U.S. Cancels Discussions With North Korea


July 4, 2002
By Barbara Slavin, USA TODAY

WASHINGTON — Last weekend's skirmish between the two Koreas in the Yellow Sea has given ammunition to Bush administration hardliners who want to block new agreements with North Korea, Korea experts and U.S. officials say.

The administration's first high-level talks with North Korea, tentatively slated for July 10-12 in Pyongyang, were cancelled this week.

At stake is a process of peaceful non-proliferation begun by the Clinton administration that led the North Korean government to agree in 1994 to freeze a nuclear weapons program.

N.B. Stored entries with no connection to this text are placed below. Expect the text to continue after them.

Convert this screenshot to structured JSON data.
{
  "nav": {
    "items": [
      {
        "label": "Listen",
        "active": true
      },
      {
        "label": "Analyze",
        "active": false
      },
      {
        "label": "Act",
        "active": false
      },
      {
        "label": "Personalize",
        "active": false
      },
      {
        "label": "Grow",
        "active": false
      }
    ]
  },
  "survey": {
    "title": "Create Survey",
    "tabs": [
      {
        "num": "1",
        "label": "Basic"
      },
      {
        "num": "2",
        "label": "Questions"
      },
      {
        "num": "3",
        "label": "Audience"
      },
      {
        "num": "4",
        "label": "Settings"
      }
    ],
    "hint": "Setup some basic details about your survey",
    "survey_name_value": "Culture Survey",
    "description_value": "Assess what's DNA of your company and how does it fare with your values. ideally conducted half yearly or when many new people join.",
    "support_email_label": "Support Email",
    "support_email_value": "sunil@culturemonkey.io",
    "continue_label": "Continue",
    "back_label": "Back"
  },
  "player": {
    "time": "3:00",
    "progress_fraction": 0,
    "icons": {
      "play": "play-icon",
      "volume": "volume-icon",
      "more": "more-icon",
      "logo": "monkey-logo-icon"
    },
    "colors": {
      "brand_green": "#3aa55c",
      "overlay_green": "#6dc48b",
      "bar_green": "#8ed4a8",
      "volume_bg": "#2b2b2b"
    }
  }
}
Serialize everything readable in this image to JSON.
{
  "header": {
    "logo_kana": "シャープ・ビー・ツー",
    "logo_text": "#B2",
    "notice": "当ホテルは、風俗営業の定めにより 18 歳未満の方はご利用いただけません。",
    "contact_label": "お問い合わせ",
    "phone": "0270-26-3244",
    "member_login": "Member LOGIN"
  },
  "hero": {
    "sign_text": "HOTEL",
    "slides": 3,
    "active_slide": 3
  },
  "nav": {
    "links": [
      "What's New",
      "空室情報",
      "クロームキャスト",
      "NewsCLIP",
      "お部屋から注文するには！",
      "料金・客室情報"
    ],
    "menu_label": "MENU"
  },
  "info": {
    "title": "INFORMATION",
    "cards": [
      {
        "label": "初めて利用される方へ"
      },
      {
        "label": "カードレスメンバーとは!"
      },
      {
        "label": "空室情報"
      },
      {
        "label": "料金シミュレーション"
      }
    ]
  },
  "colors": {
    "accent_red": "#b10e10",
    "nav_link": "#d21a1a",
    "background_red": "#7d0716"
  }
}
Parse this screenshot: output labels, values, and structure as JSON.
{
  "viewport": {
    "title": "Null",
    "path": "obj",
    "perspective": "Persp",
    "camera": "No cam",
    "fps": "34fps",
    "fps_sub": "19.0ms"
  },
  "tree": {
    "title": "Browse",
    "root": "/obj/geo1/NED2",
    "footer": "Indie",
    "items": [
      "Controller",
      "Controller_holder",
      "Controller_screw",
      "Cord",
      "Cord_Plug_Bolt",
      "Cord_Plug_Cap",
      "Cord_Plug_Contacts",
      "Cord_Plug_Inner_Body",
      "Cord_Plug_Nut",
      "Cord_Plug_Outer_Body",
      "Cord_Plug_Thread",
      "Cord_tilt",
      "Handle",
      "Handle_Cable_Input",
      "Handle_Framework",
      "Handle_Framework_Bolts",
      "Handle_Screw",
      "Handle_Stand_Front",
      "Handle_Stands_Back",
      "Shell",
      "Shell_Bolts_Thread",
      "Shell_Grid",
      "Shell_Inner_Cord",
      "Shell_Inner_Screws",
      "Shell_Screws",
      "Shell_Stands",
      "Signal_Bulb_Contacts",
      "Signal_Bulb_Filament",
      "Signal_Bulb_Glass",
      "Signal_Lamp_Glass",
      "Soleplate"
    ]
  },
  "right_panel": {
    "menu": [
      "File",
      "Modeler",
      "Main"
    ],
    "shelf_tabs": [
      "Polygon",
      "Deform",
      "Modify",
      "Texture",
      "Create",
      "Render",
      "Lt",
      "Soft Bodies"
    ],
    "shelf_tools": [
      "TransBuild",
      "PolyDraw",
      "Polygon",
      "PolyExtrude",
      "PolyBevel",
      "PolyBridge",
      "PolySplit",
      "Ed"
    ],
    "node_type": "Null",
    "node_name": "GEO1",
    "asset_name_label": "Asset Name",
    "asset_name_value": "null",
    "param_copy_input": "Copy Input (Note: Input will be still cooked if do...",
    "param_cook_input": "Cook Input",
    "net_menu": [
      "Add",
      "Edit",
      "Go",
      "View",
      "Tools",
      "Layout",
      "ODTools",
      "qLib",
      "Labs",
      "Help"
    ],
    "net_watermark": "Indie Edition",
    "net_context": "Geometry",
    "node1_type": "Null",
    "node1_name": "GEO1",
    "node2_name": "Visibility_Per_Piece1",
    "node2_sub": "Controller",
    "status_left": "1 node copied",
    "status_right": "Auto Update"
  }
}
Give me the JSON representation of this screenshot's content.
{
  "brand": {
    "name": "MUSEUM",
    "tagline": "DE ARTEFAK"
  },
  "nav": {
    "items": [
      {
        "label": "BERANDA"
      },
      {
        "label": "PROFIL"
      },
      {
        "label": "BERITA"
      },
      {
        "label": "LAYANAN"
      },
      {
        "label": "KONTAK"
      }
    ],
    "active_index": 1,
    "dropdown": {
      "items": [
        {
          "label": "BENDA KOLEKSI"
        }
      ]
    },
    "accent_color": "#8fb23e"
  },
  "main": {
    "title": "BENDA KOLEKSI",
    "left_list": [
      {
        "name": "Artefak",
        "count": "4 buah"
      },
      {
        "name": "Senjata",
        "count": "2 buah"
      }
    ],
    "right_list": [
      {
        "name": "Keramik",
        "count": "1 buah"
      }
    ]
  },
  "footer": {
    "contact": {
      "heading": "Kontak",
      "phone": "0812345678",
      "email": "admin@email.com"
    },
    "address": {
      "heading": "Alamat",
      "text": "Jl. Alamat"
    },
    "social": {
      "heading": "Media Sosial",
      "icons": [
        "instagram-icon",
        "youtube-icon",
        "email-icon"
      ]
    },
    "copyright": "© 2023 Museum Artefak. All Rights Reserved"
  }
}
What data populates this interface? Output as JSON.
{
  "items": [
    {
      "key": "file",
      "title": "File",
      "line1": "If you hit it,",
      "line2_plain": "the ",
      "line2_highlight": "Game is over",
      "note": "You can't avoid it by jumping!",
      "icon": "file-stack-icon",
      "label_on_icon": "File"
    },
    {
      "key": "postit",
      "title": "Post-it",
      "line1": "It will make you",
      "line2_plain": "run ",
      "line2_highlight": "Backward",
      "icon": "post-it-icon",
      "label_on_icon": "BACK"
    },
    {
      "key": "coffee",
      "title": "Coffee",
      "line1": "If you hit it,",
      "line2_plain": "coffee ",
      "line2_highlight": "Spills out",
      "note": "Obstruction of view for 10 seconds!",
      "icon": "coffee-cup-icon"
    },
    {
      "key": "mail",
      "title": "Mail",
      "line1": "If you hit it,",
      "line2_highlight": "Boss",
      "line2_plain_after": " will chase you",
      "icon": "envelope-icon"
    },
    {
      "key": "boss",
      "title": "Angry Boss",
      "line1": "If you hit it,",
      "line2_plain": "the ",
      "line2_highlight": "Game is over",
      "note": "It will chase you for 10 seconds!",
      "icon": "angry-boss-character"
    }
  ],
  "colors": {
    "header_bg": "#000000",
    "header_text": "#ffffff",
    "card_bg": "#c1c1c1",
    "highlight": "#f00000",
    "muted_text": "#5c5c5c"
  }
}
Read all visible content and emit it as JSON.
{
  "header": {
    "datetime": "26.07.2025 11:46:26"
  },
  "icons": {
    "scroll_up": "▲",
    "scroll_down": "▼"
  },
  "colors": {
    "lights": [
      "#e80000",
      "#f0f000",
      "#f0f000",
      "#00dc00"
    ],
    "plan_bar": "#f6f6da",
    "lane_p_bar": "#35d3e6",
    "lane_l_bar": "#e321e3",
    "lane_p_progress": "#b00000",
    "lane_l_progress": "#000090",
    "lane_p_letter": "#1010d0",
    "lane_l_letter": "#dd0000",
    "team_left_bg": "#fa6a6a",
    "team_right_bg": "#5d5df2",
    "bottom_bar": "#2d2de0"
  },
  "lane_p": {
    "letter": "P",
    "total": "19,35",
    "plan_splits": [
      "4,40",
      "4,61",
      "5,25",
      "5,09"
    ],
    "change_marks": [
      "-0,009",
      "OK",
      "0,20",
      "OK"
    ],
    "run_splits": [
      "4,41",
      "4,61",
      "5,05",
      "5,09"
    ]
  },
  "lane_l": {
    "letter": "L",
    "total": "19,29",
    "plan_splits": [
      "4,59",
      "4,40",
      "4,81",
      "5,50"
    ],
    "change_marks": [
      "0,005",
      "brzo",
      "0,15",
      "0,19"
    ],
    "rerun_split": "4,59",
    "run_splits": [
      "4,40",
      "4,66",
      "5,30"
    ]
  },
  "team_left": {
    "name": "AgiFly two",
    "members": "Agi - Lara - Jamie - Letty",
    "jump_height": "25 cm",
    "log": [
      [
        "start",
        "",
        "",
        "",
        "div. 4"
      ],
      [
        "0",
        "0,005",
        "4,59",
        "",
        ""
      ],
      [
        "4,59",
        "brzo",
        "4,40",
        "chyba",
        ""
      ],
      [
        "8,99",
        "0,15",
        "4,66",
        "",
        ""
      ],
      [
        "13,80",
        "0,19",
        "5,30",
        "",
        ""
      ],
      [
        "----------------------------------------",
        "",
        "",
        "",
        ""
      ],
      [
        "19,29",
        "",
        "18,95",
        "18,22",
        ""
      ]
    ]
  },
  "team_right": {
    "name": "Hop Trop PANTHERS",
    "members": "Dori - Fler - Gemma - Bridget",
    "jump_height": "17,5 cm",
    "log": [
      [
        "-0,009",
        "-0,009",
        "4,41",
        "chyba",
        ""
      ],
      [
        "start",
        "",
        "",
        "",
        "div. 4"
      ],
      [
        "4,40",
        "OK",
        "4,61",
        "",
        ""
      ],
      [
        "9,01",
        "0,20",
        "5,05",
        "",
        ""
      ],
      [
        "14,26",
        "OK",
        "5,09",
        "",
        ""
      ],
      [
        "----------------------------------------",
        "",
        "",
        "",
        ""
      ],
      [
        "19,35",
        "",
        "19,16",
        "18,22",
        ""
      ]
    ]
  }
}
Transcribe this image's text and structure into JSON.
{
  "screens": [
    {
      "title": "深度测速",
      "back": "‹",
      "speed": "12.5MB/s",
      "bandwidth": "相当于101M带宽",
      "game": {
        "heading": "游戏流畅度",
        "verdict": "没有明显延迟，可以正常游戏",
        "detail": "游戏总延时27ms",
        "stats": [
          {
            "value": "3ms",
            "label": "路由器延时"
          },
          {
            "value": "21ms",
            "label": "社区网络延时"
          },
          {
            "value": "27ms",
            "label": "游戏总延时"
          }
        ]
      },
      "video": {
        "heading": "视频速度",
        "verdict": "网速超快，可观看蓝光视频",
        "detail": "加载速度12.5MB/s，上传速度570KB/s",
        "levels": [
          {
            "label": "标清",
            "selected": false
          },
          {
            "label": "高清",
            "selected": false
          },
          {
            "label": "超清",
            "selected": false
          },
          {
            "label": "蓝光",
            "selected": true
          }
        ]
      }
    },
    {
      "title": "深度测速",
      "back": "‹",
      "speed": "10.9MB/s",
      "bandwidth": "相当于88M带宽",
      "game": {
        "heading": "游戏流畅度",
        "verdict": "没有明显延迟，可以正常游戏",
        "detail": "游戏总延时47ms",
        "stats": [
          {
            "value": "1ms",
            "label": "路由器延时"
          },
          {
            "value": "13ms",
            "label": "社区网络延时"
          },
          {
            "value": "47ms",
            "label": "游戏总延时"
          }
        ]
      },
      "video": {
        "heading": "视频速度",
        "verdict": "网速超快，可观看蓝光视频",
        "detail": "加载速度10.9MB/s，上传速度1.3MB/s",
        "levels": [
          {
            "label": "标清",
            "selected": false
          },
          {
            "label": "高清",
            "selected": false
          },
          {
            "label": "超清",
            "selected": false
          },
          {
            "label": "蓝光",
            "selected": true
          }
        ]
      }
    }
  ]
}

In the naval incident, four South Korean sailors died when a North Korean vessel opened fire near a disputed sea border. State Department spokesman Richard Boucher said it had created an "unacceptable atmosphere" for talks that were to have been led on the U.S. side by Assistant Secretary of State James Kelly.

But several U.S. officials and Korea experts said that some in the administration were looking for reasons to shelve what would have been the first major discussions since President Bush took office.

In January, Bush labeled North Korea part of an "axis of evil" with Iran and Iraq. Even so, in April, North Korea accepted a U.S. offer for talks. In late June, the Bush administration replied and proposed the July dates.

In an interview with Reuters on Wednesday, Secretary of State Colin Powell indicated he wouldn't meet with North Koreans at a meeting of Asian nations in Brunei July 31. "I think we just have to let some time pass," he said. Last year, at the group's meeting in Hanoi, Powell shook hands with a North Korean diplomat.

Ignoring North Korea can have consequences. Historically, the authoritarian East Asian state has fomented crises when it feels neglected. Some say the recent naval skirmish, the first in three years, may have been a case in point.

"I'm afraid the North Koreans will think the only thing that will get our attention is rattling their sabers," says Kenneth Quinones, who helped shape Korea policy in the State Department in the Clinton and first Bush administrations.

North Korea has been weakened since the collapse of international communism and the loss of as many as 2 million of its 22 million people to starvation in the last decade. But it retains an army of a million men, massive conventional arms and, according to the CIA, one or two nuclear weapons.

The Bush administration has continued a 6-year-old policy of sending food aid to North Korea through the United Nations. But some officials, particularly at the White House and Pentagon, have made no secret of their dislike for the 1994 "agreed framework."

In it, North Korea said it would freeze its nuclear program in exchange for oil and two civilian nuclear reactors.

While Powell has talked about the benefits of engagement, national security adviser Condoleezza Rice said in a speech in April that "truly evil regimes will never be reformed and ... such regimes must be confronted, not coddled."

The Bush administration also has been divided about whether to continue the Clinton administration's efforts to negotiate an agreement to stop the development and sale of ballistic missiles by the North Koreans.

Many in the State Department want to pick up where the Clinton administration left off, discussing compensation for a freeze on missile exports and testing. Others say North Korea must first agree to allow the International Atomic Energy Agency to investigate past nuclear activities, a provision of the 1994 accord.

"The dispute is between those who want to strike a new deal and those who want compliance with an old deal," says Henry Sokolski of the Nonproliferation Policy Education Center.

Some administration officials are trying to scrap one of the few areas of cooperation that has continued under the Bush administration: a program for joint recovery of Americans still missing in action from the 1950-53 Korean War. Remains of 152 MIAs have been found since 1996. There are 8,100 listed as missing. The first of three recovery missions scheduled this year will begin July 20.

But Frank Metersky of the Chosin Few, a group of Marines that fought in the major battle at the Chosin Reservoir, says the recovery program is being reviewed. A decision is expected by Monday.